Campo della pace

Sabato 10 giugno di è svolta nel giardinetto intorno alla Chiesetta una manifestazione di solidarietà con il popolo cinese. Questo piccolo pezzo di terra appartenente al demanio marittimo è stato concesso in uso al Comune di Viareggio: dovrebbe sorgervi il Campo della Pace, luogo simbolico della volontà e dell'opera di pace nella e della città. Ne abbiamo già parlato su queste pagine e con tanti amici.
Il luogo non è stato ancora sistemato, ma abbiamo deciso ugualmente di utilizzarlo in questa occasione. Inizialmente per raccogliere in modo poverissimo l'angoscia che ci andavamo comunicando l'un l'altro. Poi, piano piano, per esprimere i segni della pietà, della memoria, della con-danna e della lotta.
Ci dispiace che non abbia espresso ciò che nella città si è andato manifestando in modo sbriciolato, talvolta assurdamente vuoto, di parte.
Abbiamo cercato di riprendere qualcosa di ciò che è stato fatto e di esprimere, attraverso la pluralità dei segni, una coralità popolare.
Un gruppetto di persone ha lavorato per una settimana, raccogliendo materiale, componendo-lo e preparandolo per quella che è poi stata la veglia di sabato sera.
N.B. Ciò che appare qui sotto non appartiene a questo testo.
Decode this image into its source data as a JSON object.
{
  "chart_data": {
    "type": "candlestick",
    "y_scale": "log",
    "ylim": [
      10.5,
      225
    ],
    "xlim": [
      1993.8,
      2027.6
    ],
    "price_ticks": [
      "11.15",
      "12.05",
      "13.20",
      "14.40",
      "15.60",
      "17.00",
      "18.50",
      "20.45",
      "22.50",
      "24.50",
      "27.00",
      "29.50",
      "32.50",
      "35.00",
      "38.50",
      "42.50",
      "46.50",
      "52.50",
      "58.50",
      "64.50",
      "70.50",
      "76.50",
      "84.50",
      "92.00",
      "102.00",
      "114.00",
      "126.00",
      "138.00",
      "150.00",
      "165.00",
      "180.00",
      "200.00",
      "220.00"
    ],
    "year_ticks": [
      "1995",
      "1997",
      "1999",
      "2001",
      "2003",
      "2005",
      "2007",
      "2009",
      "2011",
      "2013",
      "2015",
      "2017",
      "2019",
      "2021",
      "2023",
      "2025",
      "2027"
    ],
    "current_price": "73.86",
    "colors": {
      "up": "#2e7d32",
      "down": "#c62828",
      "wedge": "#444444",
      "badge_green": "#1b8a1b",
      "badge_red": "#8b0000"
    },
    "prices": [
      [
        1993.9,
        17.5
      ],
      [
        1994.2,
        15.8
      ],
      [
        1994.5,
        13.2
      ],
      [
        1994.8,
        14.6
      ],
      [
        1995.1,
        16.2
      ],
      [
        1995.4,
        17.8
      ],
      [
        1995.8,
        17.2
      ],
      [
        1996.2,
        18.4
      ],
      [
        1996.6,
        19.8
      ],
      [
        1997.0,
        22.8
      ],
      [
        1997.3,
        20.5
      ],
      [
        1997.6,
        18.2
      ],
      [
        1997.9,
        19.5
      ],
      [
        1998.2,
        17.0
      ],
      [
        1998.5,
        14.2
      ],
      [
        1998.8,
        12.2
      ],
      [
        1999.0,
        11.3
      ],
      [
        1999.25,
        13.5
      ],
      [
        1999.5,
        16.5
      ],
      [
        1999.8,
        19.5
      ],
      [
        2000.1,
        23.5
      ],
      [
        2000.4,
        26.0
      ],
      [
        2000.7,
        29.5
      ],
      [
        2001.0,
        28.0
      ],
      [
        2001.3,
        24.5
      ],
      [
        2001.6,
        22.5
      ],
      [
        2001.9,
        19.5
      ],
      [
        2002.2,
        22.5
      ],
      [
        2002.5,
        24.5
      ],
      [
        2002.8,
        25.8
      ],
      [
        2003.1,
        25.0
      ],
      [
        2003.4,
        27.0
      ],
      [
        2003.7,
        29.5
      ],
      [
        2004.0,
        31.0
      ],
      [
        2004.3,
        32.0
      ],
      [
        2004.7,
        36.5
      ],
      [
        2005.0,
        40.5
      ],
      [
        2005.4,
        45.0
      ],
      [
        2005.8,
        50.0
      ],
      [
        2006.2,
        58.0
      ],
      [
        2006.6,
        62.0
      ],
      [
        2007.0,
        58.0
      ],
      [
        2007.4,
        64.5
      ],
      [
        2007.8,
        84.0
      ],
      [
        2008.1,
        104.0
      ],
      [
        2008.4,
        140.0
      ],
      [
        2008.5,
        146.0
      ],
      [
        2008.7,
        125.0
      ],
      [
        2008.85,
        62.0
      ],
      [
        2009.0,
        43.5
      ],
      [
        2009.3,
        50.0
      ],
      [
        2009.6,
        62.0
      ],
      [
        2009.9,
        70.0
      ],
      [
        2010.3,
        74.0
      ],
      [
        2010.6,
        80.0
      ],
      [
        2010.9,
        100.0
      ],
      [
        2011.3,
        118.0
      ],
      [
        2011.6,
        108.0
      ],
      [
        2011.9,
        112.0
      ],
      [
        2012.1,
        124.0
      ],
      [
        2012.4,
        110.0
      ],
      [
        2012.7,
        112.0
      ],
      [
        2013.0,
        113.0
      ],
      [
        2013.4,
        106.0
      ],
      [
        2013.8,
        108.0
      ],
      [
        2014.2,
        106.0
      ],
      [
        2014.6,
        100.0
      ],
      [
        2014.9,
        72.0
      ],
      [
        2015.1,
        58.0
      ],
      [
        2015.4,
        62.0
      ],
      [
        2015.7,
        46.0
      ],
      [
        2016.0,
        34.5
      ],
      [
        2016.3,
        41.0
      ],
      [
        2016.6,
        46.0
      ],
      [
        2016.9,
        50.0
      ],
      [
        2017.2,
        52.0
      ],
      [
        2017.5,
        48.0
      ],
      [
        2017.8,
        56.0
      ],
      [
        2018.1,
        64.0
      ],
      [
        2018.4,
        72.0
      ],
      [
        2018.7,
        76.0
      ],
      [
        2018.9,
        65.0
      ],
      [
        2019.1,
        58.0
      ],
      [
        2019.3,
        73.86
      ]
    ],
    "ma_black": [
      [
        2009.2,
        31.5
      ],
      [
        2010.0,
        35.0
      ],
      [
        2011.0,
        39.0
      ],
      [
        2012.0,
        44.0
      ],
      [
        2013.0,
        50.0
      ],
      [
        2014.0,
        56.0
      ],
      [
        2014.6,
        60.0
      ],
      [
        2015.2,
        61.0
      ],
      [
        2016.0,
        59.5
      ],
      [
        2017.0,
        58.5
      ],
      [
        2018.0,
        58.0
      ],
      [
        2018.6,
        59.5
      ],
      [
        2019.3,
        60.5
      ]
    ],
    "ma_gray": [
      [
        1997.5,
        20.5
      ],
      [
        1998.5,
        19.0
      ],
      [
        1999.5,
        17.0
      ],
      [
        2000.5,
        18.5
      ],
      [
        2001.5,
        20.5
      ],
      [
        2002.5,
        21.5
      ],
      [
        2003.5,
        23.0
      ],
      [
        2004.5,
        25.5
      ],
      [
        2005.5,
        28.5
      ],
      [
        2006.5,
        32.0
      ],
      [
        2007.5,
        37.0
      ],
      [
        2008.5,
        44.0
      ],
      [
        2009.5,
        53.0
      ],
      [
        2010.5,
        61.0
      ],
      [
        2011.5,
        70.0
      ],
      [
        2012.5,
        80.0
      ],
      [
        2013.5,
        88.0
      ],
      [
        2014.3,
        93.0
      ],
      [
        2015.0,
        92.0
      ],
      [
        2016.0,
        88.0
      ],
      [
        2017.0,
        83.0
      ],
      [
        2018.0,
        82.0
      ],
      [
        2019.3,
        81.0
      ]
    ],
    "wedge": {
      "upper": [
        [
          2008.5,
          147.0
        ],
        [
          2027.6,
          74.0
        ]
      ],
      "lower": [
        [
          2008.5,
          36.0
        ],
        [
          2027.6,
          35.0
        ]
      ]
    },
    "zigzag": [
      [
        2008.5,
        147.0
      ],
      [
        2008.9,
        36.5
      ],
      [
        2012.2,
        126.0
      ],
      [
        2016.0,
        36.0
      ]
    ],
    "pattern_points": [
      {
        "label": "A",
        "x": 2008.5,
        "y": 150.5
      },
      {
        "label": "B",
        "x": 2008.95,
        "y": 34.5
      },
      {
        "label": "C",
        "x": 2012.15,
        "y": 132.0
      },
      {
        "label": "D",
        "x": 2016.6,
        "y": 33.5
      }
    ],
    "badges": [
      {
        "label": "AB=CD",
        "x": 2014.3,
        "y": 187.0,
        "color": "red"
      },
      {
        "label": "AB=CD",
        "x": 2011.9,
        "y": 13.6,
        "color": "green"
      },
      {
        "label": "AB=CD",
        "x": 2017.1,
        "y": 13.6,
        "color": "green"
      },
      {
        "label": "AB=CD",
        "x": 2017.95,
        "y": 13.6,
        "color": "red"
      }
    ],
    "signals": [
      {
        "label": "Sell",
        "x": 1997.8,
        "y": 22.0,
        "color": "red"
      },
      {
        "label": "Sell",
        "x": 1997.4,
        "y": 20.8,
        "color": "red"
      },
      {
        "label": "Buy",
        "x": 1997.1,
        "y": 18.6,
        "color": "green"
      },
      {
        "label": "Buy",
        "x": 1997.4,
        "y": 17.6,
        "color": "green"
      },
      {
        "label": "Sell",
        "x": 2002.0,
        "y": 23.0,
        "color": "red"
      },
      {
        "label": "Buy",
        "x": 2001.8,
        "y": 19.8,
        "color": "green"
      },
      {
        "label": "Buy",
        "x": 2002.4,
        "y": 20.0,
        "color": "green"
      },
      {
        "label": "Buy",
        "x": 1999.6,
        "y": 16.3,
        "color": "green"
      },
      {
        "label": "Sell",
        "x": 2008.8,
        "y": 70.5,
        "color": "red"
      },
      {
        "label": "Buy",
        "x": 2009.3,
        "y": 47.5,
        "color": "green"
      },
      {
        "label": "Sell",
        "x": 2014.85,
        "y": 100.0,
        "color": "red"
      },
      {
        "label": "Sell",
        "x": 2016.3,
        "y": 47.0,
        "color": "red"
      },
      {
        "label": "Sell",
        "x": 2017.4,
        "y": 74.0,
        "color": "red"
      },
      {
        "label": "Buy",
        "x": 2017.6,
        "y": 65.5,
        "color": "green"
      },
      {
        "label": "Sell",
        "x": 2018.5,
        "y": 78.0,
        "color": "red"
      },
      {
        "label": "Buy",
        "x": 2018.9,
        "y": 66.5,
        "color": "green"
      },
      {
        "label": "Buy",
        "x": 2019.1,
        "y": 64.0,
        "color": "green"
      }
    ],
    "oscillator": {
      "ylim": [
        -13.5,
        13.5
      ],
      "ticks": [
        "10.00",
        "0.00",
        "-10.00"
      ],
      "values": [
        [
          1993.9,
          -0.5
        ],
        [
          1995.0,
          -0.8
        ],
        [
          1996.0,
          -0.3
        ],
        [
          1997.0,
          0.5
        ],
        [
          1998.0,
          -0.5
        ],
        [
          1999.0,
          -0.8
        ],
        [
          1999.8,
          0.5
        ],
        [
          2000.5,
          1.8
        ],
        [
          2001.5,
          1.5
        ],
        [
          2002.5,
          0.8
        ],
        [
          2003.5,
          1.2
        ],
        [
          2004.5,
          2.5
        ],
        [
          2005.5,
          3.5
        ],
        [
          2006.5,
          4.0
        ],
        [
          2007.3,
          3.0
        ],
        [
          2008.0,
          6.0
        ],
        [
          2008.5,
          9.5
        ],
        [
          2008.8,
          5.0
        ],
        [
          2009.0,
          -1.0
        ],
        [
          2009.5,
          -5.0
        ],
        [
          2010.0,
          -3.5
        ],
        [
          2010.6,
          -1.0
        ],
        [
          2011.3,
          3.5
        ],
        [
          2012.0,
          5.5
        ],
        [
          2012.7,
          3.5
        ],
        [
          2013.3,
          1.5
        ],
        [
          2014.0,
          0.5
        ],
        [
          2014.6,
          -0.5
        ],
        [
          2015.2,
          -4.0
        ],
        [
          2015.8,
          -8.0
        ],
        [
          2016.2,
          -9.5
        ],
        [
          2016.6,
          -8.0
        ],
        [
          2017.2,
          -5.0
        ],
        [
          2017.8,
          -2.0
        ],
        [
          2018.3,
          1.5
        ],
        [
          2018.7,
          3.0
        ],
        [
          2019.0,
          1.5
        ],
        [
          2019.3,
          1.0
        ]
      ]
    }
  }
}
Altra gente si è aggiunta man mano con i contributi più diversi. E il pomeriggio di sabato il campetto, già ripulito da mani vo-lontarie, è fiorito di luci, di colori, di suoni.
E di gente; non tanta, ma sufficiente perché una piccola folla al calar della notte si radunasse intorno a dei canti, dei testi - elaborati dagli studenti cinesi - proclamati, un piccolo schermo dove scorrevano le immagini crude e terribili.
Il piccolo campo ha raccolto e protetto la concentrazione e il silenzio; quasi da stupirsi perché di fronte - di là dal canale - si compiva il rito chiassoso e consumista del sabato sera.
La gente era la «solita»: quella che si muove in occasioni simili. Ma apparteneva a raggruppamenti diversi che di solito si trovano divisi. Ed è stato sorprendente quando un coro - quasi tutto parrocchiale - ha intonato l'Internazionale. Le stesse parole, la stessa musica fiorita sulle labbra dei coetanei cinesi. È stato un momento cui il rispetto ha vinto antichi e mai sopiti timori. Ed insieme ai segni diversi che le persone potevano compiere scrivendo su grandi fogli, accendendo lampioncini, mettendo fiori, firmando appelli, ecc.; anche il microfono, e quindi gli interventi, sono stati semplici, intensi, misura comprensibili: di gente che parla alla gente. Ed è apparsa in tutto il suo spessore umano la tragicità della storia ed il mistero del piccolo gregge.
Il piccolo campo ha ridato ad una piccola folla la nostalgia di essere popolo.